Anelin miró al grouno menos de un segundo, después saltó hacia delante, blandiendo el estilete y lanzando la cerilla a la criatura. Pero el grouno se había ido ya, tras un breve chillido y un momento de indecisión. Anelin lo imaginó rodeándole, preparado para lanzar la red, observando todo cuanto hacía él aunque no pudiera ver. Se revolvió neciamente, intentó mirar en todas direcciones al mismo tiempo, encendió otra cerilla. Nada. Luego quedó inmóvil, con la esperanza de oír al grouno y acuchillarlo. Nada.
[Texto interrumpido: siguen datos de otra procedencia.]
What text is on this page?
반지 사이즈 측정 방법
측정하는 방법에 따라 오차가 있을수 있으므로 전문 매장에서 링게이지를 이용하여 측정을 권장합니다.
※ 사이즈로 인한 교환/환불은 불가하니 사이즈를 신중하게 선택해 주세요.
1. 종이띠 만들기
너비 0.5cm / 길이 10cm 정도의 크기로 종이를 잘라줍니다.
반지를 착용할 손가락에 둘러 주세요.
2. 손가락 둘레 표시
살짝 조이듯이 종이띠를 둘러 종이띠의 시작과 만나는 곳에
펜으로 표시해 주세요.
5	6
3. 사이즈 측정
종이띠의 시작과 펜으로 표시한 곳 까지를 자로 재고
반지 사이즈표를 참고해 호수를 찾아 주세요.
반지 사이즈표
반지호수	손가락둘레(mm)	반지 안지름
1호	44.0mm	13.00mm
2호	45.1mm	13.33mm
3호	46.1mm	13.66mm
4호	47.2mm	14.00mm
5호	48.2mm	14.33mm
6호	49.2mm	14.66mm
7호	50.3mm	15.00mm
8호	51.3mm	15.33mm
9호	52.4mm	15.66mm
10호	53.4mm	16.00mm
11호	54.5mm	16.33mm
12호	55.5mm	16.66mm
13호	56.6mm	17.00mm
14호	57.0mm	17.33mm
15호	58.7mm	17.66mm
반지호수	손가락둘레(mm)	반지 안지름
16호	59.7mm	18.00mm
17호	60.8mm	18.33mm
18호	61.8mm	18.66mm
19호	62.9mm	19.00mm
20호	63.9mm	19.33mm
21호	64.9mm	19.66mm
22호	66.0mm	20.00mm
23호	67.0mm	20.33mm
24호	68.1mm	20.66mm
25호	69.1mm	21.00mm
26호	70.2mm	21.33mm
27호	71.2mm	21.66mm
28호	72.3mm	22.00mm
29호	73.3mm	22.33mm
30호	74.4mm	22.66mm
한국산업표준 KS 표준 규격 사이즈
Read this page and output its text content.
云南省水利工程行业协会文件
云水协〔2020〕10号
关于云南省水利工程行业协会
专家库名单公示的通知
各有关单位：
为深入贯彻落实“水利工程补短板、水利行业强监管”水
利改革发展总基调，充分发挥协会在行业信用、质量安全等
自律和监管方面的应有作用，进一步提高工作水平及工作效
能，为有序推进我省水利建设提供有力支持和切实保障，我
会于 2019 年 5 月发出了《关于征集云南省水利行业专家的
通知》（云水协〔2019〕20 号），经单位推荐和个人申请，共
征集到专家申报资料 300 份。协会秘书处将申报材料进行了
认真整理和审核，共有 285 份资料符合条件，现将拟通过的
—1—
Los grounos poseían unos pies enormes, blandos y almohadillados, recordaba Anelin, y se movían en silencio.

Anelin echó a correr.

No tenía la menor idea respecto adonde iba, pero tenía que huir. No podía hacer frente al grouno, no sin antorcha o alguna luz que le permitiera ver, y la criatura le capturaría si se quedaba quieto, pero quizá consiguiera superarla corriendo. Al fin y al cabo, había herido al grouno con la primera puñalada.

Anelin corrió en la oscuridad, con el cuchillo en su agitada mano, rogando al Gusano Blanco que no topara con una pared, ni con el Carnicero, ni con un grouno. Corrió hasta perder nuevamente el resuello. Y entonces, de improviso, dejó de haber suelo bajo sus pies.

Cayó dando chillidos. Luego la oscuridad aumentó, aumentó, y Anelin ni siquiera tuvo miedo de iluminar el descenso.

No tenía nada en absoluto.

Él y Vermillar estaban de pie junto a las grandes puertas de hierro de la Alta Madriguera del Gusadulto. Groff también estaba allí, mortalmente inmóvil con su armadura de bronce, montando guardia según la antigua costumbre. Pero al otro lado de las puertas no había ningún caballero, sólo un enorme grouno disecado. Tenía el doble del tamaño que un ejemplar ordinario, espantoso y blanco, con las dos patas superiores inmovilizadas en un amenazador gesto de captura.

—Horrible criatura —dijo Vermillar, estremeciéndose.

Anelin le sonrió.

—Ah —dijo con despreocupación—, pero es muy fácil hacerlo hermoso.

—No. —Vermillar frunció el ceño—. ¿De qué estás hablando, Anelin? Es imposible hacer hermoso a un grouno. Mi abuelo era hijo del Gusadulto, y yo lo sé. Es imposible.